Born in Toronto in 1929, Gehry moved to Los Angeles as a teenager to study architecture at the University of Southern California, before completing further study at the Harvard Graduate School of Design in 1956 and 1957.
After starting his own firm, he broke from traditional architectural principles of symmetry, using unconventional geometric shapes and unfinished materials in a style now known as deconstructivism.
Through blending unexpected materials and sheathing buildings in stainless steel to create curvy exteriors, Gehry created buildings that took on arresting sculptural shapes.
Later in his career, Gehry used 3D modelling similar to that used by aerospace engineers to shape windy buildings, a practice largely avoided by other architects because of the complexity and costliness of construction.
In 1989, at the age of 60, Gehry was awarded the industry's top accolade, the Pritzker Architecture prize, for lifetime achievement.
The Pritzker jury said his work possessed a "highly refined, sophisticated and adventurous aesthetic".

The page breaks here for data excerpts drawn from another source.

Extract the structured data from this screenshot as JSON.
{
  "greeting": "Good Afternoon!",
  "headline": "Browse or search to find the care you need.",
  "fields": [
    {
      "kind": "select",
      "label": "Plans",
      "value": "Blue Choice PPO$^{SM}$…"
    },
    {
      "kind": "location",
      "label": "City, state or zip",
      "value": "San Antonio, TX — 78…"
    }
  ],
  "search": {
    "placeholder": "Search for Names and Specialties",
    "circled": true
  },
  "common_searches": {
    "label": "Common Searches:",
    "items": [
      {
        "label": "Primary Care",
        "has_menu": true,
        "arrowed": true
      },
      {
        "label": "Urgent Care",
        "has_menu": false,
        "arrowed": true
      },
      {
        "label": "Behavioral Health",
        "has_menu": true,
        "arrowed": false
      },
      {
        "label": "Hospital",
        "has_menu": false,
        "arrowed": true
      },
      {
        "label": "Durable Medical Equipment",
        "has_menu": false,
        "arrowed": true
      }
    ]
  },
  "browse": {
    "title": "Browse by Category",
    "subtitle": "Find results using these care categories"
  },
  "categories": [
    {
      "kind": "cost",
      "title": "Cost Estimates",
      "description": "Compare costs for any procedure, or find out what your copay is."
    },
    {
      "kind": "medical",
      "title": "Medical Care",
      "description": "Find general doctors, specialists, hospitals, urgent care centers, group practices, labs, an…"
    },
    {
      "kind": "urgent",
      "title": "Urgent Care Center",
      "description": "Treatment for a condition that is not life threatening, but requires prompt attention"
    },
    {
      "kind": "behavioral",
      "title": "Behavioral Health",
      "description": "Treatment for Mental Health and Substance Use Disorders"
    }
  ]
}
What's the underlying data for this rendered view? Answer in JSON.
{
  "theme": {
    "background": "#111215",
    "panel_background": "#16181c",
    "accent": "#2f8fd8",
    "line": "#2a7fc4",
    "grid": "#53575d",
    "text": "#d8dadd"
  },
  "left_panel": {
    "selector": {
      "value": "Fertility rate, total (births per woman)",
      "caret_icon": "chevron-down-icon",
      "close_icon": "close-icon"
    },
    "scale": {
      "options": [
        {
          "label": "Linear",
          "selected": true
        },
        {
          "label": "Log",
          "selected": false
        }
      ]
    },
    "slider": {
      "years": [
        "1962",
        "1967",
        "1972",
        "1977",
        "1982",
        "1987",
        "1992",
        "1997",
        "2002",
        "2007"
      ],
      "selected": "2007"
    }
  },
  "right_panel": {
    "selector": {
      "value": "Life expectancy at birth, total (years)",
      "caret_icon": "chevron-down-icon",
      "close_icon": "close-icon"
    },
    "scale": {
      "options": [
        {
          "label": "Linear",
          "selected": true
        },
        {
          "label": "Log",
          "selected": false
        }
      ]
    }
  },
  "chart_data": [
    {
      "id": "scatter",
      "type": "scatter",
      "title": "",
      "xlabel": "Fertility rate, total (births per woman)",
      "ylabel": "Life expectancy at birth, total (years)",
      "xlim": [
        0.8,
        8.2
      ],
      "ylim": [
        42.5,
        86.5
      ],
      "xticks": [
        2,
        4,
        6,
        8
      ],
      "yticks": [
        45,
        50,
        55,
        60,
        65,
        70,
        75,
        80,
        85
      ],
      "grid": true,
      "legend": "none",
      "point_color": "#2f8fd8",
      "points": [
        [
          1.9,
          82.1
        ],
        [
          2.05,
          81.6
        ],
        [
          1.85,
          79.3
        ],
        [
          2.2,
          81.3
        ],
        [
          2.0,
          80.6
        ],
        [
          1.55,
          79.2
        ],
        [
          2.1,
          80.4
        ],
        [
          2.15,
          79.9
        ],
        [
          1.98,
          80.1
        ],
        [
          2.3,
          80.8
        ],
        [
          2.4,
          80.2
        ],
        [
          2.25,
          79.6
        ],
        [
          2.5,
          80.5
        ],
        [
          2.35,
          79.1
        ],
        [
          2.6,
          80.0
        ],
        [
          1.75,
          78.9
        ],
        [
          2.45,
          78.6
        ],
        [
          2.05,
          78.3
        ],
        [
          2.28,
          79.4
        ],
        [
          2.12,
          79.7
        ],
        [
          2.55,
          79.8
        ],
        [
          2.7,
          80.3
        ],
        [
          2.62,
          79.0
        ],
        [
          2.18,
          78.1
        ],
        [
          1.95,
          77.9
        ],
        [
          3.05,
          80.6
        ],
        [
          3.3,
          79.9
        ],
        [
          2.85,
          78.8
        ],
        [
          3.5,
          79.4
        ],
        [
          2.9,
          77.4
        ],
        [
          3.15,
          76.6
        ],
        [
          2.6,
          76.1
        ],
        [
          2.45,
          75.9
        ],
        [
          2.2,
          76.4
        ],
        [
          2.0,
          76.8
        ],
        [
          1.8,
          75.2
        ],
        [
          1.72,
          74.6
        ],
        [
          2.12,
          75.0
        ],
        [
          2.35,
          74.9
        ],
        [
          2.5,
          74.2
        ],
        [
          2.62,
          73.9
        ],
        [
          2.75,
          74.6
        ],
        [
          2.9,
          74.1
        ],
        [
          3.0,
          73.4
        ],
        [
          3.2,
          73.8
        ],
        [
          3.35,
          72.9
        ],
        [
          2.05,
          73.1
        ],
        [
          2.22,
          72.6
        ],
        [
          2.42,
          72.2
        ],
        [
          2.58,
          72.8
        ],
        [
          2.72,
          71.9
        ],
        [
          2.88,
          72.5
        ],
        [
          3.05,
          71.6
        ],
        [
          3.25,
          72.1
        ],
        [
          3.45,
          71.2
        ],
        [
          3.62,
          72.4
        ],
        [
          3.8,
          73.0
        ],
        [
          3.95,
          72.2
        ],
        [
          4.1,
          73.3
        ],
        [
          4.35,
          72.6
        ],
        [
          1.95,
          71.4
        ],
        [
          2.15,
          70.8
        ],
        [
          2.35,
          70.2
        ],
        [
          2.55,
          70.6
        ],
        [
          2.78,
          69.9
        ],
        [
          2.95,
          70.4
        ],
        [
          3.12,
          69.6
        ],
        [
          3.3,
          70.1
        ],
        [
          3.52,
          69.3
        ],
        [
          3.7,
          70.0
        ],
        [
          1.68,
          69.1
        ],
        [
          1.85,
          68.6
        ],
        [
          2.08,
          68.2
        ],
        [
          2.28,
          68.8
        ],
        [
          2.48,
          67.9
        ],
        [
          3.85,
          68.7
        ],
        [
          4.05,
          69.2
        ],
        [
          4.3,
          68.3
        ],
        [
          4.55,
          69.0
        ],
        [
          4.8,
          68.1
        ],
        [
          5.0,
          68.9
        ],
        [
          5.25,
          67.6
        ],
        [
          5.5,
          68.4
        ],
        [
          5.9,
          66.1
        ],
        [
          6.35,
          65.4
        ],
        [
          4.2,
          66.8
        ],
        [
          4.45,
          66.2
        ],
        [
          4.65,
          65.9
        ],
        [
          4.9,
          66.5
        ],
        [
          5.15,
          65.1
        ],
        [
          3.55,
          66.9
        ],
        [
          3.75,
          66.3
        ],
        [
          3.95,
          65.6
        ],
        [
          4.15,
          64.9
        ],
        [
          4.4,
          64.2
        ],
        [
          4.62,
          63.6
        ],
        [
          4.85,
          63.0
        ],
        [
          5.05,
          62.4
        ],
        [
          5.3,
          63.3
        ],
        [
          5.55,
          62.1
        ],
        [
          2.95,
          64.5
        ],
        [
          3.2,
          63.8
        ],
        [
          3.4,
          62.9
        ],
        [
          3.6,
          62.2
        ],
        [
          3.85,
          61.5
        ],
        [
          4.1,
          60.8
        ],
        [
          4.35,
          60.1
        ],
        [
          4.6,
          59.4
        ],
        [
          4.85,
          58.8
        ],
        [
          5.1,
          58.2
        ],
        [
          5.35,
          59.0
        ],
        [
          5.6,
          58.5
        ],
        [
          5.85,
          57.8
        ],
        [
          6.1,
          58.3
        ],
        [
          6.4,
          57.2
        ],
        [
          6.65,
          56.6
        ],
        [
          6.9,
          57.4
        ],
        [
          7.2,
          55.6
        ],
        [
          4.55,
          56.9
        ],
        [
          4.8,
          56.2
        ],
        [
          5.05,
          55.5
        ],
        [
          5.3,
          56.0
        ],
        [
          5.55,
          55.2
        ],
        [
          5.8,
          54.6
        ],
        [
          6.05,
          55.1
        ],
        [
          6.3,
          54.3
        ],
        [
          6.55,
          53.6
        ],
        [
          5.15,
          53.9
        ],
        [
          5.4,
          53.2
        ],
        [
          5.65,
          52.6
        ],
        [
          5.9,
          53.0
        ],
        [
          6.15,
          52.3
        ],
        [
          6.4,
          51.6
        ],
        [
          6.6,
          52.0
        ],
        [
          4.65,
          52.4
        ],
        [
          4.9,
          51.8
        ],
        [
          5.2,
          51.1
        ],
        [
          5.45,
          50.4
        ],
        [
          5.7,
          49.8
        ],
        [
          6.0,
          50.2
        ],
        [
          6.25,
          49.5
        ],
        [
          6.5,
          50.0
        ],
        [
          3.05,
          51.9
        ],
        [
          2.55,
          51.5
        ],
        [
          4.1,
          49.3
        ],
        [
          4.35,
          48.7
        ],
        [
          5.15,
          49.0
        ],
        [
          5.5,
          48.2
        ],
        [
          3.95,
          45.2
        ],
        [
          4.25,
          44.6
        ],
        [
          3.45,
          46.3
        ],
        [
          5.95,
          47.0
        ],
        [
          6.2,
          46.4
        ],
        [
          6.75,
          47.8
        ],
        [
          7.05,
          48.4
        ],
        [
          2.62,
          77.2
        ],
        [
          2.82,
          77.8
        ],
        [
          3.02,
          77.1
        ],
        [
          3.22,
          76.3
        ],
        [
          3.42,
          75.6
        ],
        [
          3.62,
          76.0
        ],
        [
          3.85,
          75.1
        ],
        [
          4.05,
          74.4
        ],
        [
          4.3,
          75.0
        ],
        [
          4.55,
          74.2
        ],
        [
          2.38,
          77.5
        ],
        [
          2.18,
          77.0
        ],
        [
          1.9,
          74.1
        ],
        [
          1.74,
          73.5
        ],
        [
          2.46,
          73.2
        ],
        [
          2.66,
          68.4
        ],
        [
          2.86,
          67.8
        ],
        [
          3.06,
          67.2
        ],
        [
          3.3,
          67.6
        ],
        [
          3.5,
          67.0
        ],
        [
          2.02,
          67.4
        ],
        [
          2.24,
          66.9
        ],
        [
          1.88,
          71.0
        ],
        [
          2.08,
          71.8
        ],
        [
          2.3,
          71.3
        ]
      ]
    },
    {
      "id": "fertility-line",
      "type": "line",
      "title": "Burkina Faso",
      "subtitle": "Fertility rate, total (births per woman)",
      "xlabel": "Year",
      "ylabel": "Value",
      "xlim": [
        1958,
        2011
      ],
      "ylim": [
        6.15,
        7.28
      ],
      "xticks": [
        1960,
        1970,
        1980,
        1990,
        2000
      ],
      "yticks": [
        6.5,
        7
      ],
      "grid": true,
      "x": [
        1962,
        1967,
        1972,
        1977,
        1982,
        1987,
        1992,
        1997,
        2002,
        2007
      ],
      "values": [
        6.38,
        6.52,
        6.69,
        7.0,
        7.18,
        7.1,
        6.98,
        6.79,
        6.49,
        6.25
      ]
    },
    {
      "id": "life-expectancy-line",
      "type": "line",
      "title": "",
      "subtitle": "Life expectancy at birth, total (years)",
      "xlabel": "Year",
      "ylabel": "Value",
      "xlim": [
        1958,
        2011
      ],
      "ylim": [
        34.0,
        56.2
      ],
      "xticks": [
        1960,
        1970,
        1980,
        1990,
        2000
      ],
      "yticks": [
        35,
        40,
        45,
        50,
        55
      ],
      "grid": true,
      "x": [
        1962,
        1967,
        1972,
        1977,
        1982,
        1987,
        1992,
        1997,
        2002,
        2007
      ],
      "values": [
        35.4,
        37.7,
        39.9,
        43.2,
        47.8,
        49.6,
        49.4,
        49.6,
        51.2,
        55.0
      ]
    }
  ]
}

"His designs, if compared to American music, could best be likened to Jazz, replete with improvisation and a lively unpredictable spirit," the panel said at the time.
Gehry's international breakthrough with the Guggenheim transformed the city of Bilbao, boosting tourism to the city and the local economy. Crafted out of titanium sheets, limestone, and glass, the museum was instantly celebrated as a modern marvel.
Architect Philip Johnson, Gehry's American contemporary, described the structure as "the greatest building of our time".
Other cities tried to replicate its success, branded the "Bilbao effect", where investment in daring art could revitalise ailing economies.
The cultural phenomenon was parodied in a 2005 episode of The Simpsons, in which the fictional town of Springfield invites Gehry, who voiced himself in the cartoon TV show, to design a new concert hall.
In the episode, the shape of the concert hall is jokingly inspired by a letter Gehry had scrunched up.
The guest appearance later "haunted" Gehry, who told the Observer in 2011 that people sincerely believed his real-life designs were inspired by crumpled paper instead of complex computations.